Well, in this day and age of excessive branding, I’m sure many companies think of fanfic as copyright infringement and as damaging to the trademarks the companies own. Me, I’ve never engaged in creating fanfic. I know it goes on and it was always a curiosity to me, not something I really sampled.

That being said, all potential writers have to start somewhere. There’s nothing wrong with learning the craft of writing by playing with your favorite characters. Hell, I think that most of us creators, from wannabes and newbies to old timers, created tales of our favorite characters. Either overtly or covertly, through the art of reimagining a character.
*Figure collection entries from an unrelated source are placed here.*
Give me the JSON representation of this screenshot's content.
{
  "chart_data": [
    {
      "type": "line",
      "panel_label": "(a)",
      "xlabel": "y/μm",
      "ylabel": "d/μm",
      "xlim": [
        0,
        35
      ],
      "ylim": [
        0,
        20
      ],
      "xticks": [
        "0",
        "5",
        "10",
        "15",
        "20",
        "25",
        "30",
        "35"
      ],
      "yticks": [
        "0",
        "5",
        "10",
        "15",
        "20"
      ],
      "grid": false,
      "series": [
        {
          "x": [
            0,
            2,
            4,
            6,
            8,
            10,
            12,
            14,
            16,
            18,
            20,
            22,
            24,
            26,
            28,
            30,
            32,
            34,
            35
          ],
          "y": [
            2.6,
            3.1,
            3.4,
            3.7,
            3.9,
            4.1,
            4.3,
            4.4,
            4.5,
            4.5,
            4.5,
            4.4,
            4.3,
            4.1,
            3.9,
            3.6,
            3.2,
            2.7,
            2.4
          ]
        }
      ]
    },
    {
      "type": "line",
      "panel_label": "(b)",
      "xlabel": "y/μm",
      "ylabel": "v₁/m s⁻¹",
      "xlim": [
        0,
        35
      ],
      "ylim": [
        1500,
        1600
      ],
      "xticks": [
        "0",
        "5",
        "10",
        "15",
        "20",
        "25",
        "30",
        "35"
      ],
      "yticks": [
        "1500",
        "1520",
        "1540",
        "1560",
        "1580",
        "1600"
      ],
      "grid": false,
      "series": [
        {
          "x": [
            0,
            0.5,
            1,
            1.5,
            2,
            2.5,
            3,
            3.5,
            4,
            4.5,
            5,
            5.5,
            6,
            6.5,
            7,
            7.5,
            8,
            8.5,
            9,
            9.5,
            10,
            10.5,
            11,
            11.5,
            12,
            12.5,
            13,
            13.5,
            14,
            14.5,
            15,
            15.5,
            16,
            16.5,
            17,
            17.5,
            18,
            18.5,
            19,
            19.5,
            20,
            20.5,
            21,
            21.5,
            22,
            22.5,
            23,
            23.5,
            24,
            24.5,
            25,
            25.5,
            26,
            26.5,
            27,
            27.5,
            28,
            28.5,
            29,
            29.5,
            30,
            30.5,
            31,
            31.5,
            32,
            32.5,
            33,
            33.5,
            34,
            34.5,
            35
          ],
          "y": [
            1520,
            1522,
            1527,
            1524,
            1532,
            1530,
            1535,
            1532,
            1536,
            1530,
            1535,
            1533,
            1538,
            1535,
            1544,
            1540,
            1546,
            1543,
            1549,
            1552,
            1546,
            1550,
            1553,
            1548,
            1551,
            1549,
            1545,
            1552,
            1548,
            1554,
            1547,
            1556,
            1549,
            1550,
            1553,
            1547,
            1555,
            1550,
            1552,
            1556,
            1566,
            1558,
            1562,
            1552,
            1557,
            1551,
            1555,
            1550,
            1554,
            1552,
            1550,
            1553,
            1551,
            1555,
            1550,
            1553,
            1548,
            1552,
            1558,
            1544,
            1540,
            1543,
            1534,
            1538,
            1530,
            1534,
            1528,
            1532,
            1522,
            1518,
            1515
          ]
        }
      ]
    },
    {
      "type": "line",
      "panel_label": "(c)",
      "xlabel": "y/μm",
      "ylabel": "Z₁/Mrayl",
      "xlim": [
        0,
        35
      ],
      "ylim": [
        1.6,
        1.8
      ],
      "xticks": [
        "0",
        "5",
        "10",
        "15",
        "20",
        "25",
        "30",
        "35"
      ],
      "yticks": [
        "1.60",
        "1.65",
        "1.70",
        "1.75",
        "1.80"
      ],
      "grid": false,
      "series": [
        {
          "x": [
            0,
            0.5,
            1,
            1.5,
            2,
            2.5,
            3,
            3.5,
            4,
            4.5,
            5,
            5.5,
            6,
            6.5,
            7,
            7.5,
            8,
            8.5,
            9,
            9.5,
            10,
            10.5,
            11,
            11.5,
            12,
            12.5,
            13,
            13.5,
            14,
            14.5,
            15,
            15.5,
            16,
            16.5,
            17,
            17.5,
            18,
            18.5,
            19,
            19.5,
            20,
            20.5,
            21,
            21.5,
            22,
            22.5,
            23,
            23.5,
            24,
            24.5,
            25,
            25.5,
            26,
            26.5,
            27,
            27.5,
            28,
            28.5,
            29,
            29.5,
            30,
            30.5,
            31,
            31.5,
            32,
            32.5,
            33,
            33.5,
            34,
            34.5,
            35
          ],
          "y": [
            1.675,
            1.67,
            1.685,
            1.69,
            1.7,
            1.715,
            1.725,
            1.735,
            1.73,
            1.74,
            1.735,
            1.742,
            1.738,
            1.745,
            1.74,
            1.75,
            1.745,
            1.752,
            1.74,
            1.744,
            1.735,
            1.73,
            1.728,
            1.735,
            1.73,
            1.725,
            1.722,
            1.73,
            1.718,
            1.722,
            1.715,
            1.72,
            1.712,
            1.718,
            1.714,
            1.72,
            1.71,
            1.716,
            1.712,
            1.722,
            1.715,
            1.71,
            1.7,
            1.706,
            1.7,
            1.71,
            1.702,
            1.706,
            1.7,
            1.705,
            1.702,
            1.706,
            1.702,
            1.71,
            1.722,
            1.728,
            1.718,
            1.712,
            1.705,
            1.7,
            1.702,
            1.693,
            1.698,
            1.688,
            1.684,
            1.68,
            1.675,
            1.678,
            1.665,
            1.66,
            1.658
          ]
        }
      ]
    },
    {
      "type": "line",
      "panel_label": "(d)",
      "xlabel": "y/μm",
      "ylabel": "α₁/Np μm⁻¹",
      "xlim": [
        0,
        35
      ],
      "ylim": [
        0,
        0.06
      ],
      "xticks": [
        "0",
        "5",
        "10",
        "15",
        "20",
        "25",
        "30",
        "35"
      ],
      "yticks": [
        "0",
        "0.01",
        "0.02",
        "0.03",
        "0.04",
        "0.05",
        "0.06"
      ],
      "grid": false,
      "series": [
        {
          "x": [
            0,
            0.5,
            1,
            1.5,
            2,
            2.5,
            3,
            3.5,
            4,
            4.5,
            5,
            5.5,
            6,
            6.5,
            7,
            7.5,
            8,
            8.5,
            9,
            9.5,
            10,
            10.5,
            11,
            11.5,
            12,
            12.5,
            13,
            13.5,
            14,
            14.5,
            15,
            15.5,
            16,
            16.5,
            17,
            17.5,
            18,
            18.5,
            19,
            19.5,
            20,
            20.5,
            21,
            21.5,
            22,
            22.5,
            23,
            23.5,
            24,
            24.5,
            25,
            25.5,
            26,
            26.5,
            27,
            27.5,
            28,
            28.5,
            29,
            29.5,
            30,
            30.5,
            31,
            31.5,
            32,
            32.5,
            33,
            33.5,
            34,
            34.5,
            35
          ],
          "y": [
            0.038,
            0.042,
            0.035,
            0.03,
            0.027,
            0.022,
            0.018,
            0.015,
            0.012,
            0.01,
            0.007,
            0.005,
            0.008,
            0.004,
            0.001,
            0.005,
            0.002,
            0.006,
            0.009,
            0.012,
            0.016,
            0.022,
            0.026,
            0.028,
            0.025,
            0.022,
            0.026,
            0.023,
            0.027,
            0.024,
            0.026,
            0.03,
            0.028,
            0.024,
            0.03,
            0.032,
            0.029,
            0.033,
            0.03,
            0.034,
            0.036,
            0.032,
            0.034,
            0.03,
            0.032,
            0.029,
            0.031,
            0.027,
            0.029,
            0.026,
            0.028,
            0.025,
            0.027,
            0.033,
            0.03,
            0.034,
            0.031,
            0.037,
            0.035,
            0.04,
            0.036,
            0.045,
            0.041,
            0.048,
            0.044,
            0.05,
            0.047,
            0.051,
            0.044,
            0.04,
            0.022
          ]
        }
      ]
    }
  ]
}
Superman becomes Hyperdude and you’re off to the races, telling your own grand adventures of your version of your favorite hero.

As long as no one writing fanfic tries to sell their stories, I don’t think any real harm is being done.

Vince Moore is the editor for DarkStorm Studios, a comics company started by Kevin Grevioux of Underworld fame.

Bart Thompson:

On the topic, this reminds me of a topic that was brought to my attention about Hasbro shutting down a Transformers erotica web site. The fact that one existed blew my mind… erotica with robots? I can’t wrap my brain around the concept, but apparently it had a wide audience. Personally, I’d think that Hasbro would/should like the fact that there are a group of people (consumers who BUY their stuff) would love one of their properties so much that they imagine having sex with them. I’m pretty sure the makers of Tomb Raider know about the bazillion of nude Laura Croft fan sites/pics out there and they probably smile and chuckle knowing that someone loves their creation that much and took time, energy, and brainpower to produce such work and has devoted fantasy time to it. I’m pretty sure they target those fans in particular when they go to market new Tomb Raider products.

For me, as long as there is a disclaimer saying something like “So & So /Creation is © & TM by So and So/Creator, All Rights Reserved. This site is in no relation to So and So and is a site created by fans for fans for personal enjoyment, not monetary gain. The pictures, text, and views contained are in no way sanctioned by the Son So/company, but a shrine of love and devotion to their creation and their works”… you know, something up that line of thinking. So if a Vampires Unlimited (one of my main properties) fan out there wants to do a website devoted to Doll and Chase having sex with all the other VU characters and each other, I would not care. I’d actually be amused and a bit honored.

So ending this section of my answer, I’d like to say at the end of the day that though I don’t understand a lot of fetishes out there, whatever people do to get off in their own homes is not my responsibility. More power to them. As long as people aren’t stepping over the rights and boundaries of other people and it’s a healthy relationship with other consenting adults, whatever makes them feel good, do it!

To wrap this all up, I think all of us as creators started off doing fanfic type things in our early stages. When we first picked up an X-Men comic we all wanted to learn to draw like Jim Lee and write like Chris Claremont (okay, that was me, but I’m sure you all had similar experiences). It’s all a natural part of the creative process. As long as the person grows from the experience is what matters. Hell, work for hire is pretty much paid fanfic, right (*grin*)?

Bart Thompson is the founder of Approbation Comics and creator of “Vampires Unlimited”, “the Metamutoids”, “ChiSai”, and “Chaos Campus: Sorority Girls vs Zombies”.